A salt-seeding scheme was developed based on the dynamic framework of the mesoscale WRF model and Morrison 2-moment explicit cloud scheme. The salt-seeding scheme was used to simulate warm fog dissipation by seeding salt particles in a warm fog event that occurred on 6 and 7 November 2009. The fog evolution characteristics and its dissipation mechanism were studied. Furthermore, sensitivity experiments were performed to study the seeding effect under different seeding amounts and salt particles sizes.

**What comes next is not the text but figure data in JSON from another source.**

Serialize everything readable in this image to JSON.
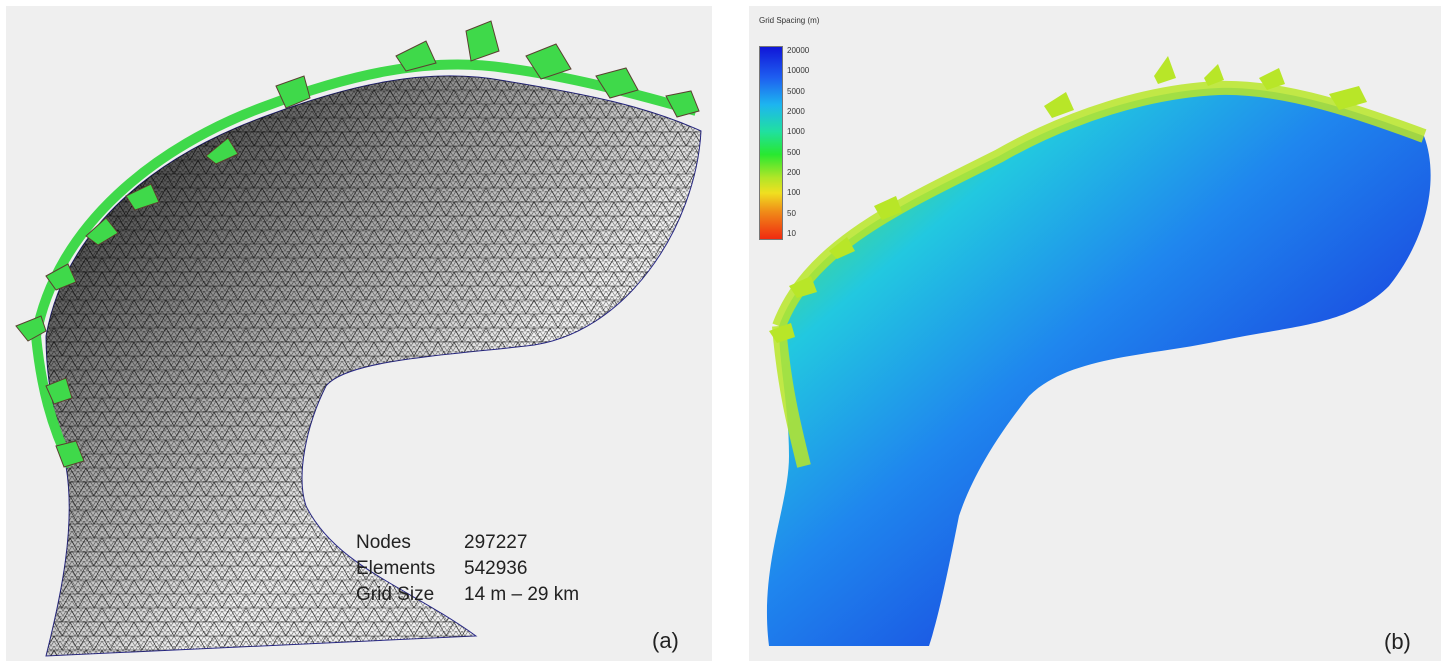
{
  "panel_a": {
    "stats": [
      {
        "label": "Nodes",
        "value": "297227"
      },
      {
        "label": "Elements",
        "value": "542936"
      },
      {
        "label": "Grid Size",
        "value": "14 m – 29 km"
      }
    ],
    "panel_label": "(a)"
  },
  "panel_b": {
    "colorbar_title": "Grid Spacing (m)",
    "colorbar_ticks": [
      "20000",
      "10000",
      "5000",
      "2000",
      "1000",
      "500",
      "200",
      "100",
      "50",
      "10"
    ],
    "panel_label": "(b)"
  },
  "colors": {
    "mesh_line": "#1a1a1a",
    "coast_green": "#3fd94a",
    "land_brown": "#7a5a3a",
    "deep_blue": "#1a3ad8",
    "mid_cyan": "#22b8e8",
    "shallow_yellowgreen": "#b8e628"
  }
}
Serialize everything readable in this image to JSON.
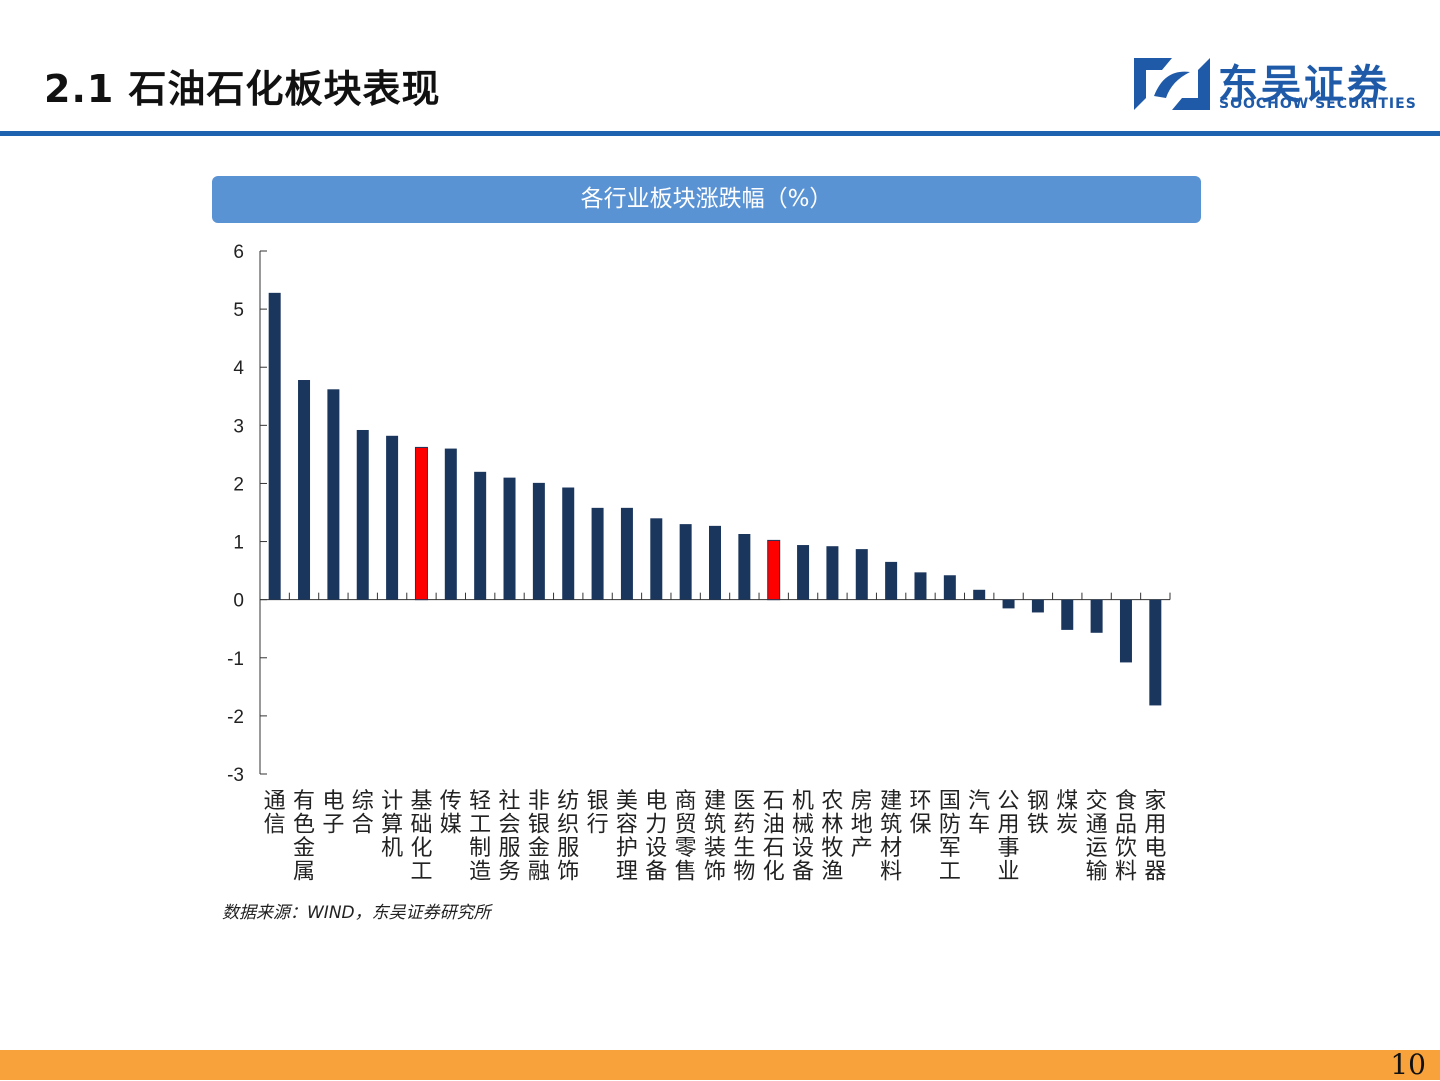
{
  "slide": {
    "title": "2.1 石油石化板块表现",
    "page_number": "10"
  },
  "logo": {
    "name_cn": "东吴证券",
    "name_en": "SOOCHOW SECURITIES"
  },
  "chart_header": "各行业板块涨跌幅（%）",
  "source": "数据来源：WIND，东吴证券研究所",
  "colors": {
    "bar_default": "#1b365d",
    "bar_highlight": "#ff0000",
    "header_bar": "#5a93d3",
    "rule": "#1e63b0",
    "footer": "#f7a23b"
  },
  "chart_data": {
    "type": "bar",
    "title": "各行业板块涨跌幅（%）",
    "xlabel": "",
    "ylabel": "",
    "ylim": [
      -3,
      6
    ],
    "yticks": [
      6,
      5,
      4,
      3,
      2,
      1,
      0,
      -1,
      -2,
      -3
    ],
    "grid": false,
    "highlight": [
      "基础化工",
      "石油石化"
    ],
    "categories": [
      "通信",
      "有色金属",
      "电子",
      "综合",
      "计算机",
      "基础化工",
      "传媒",
      "轻工制造",
      "社会服务",
      "非银金融",
      "纺织服饰",
      "银行",
      "美容护理",
      "电力设备",
      "商贸零售",
      "建筑装饰",
      "医药生物",
      "石油石化",
      "机械设备",
      "农林牧渔",
      "房地产",
      "建筑材料",
      "环保",
      "国防军工",
      "汽车",
      "公用事业",
      "钢铁",
      "煤炭",
      "交通运输",
      "食品饮料",
      "家用电器"
    ],
    "values": [
      5.28,
      3.78,
      3.62,
      2.92,
      2.82,
      2.62,
      2.6,
      2.2,
      2.1,
      2.01,
      1.93,
      1.58,
      1.58,
      1.4,
      1.3,
      1.27,
      1.13,
      1.02,
      0.94,
      0.92,
      0.87,
      0.65,
      0.47,
      0.42,
      0.17,
      -0.15,
      -0.22,
      -0.52,
      -0.57,
      -1.08,
      -1.82
    ]
  }
}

The main conclusions can be summarized as follows:

(1) After seeding the salt particles from the fog top, the FWC will also gradually weaken from the fog top to bottom with the settling of salt particles.

(2) After seeding the salt particles sized 80 μm for 5 min at a seeding rate of 0.020 g m^-2 s^-1 (total seeding amount of 6 g m^-2), near the ground surface layer, a negative effect appears in the initial stage of operation, and the ground visibility worsens. At 18 min after the seeding operation, a positive seeding effect begins to appear, the visibility will be improved, and the best effect appears at about 21 min after the operation. The positive seeding effect can last for about 35 min.

(2) The mechanism of fog dissipation by salt seeding is that the FWC is reduced due to the coalescence process by salt particles and evaporation caused by condensation growth of salt particles. As the salt particles fall to the ground, the visibility will be improved. The evaporation of fog droplets due to the condensation growth of salt particles mainly occurs in the upper part of the fog area, and the process of fog droplets coalesced by salt particles mainly occurs in the lower part of the fog area. In this case, the fog droplets consumed by the salt particle coalescence process is the main process of fog dissipation.

(3) When the seeding amount is 6 g m^-2, sensitivity experiments with different salt particles sizes showed that the seeding effect of salt with particles sized 80 μm is the best. Whereas, for salt with particles sized less than 10 μm, the seeding mainly takes on a negative effect; and the smaller the particle size, the worse the seeding effect.

(5) The larger the seeding amount, the worse the seeding effect in the initial stage, and the better the seeding effect in the later stage. There is an optimal value of seeding amount, and the best visibility would be achieved at this seeding amount. For salt with a particle size of 80 μm, the best corresponding visibility is 380 m when the seeding amount is 30 g m^-2.